The food industry has seen rapid changes in the recent past, ranging from changing consumer habits to newfangled products on shelves. The consumer is more aware, his needs and demands are evolving.
One new custom that Indians are leaning towards is eating healthy. Grocery shopping lists read more sensible, including gluten-free foods, juices and yogurts. Healthy alternatives have taken the place of junk food. Consumers are no longer ready to sacrifice nutrition to taste.
This new norm is more popular among men, with 65-70 per cent of households surveyed showing that it is the male member of the family who orders healthy foods and grocery. In fact, according to the ‘India Organic Food Market Forecast & Opportunities, 2019’, the organic food market revenues in India are expected to grow at a CAGR [combined annual growth rate] of around 25 per cent during 2014-19.

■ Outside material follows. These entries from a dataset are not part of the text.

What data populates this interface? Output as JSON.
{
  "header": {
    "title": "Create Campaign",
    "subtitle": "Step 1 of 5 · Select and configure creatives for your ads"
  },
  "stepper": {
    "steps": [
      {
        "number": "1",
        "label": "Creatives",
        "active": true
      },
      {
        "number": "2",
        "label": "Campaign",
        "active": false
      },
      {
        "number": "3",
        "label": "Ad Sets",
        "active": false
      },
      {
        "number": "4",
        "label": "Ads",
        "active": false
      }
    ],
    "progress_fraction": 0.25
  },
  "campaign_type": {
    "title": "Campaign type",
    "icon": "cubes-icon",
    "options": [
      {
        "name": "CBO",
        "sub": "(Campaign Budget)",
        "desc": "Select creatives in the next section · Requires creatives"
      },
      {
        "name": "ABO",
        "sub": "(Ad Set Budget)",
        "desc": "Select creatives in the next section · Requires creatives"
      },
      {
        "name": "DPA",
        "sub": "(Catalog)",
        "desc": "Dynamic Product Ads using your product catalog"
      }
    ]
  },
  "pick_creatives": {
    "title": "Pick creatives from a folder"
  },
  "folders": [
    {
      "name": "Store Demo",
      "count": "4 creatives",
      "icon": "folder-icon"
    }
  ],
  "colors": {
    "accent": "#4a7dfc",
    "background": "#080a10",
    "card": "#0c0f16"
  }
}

Changing consumption patterns
Co-founder, Askmegrocery.com, Ankit Jain says, “Consumer habits have not changed, their preferences have changed and we need to mould ourselves to consumer preferences. We should present ourselves in a different manner, so as to fulfill the consumption pattern of everyone who comes to shop on our e-store. We need to change our business model to align to consumer food habits.”
CEO, Grocery Retail, Reliance Retail, Damodar Mall adds, “Food preferences have not been dramatically changing but the manner in which the family discovers the food, celebrates the food and the occasion are all changing.”

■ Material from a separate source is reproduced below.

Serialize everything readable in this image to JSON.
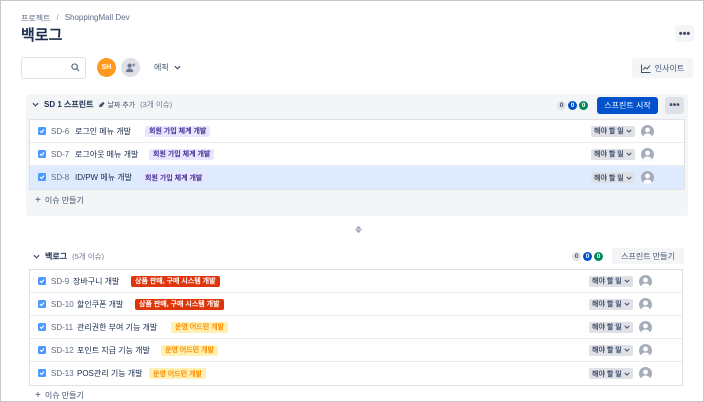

2015 was filled with food-tech innovations focused on healthy foods. Modern kitchen equipment eg: air-fryers, which lead to a healthy living have wriggled their way into Indian kitchens and they are here to stay – a clear indicator of improved awareness levels.
Aspirations Going Up
The millenials (people born between 1980 and early 2000s) or the aspirational generation has the benefit of higher spending power than its predecessors. Incomes have grown much faster in India in the last couple of years than they have in the past.
Since incomes have grown, spending has migrated from staple to discretionary and this has led to a change in consumer preferences. In keeping with this, food makers have started providing consumers with more premium options, which supermarkets and e-marketplaces are liberally stashing.
Millenials view themselves as global citizens. They have less allegiance to geographies, and they are eager to consume new and exciting products, which are health-focused.
CEO, Aditya Birla Retail, Vishak Kumar, concludes, “Health and wellness is becoming increasingly important for consumers. At one level people are opting for health supplements and products that make you healthy. At another level they are becoming aware about how bad adulterated food can be, how bad pesticides can be and various other things which can be done to make your food bad. While there is not enough shift in actual purchase but at least awareness level among some consumers has increased. People now are understanding health and wellness.”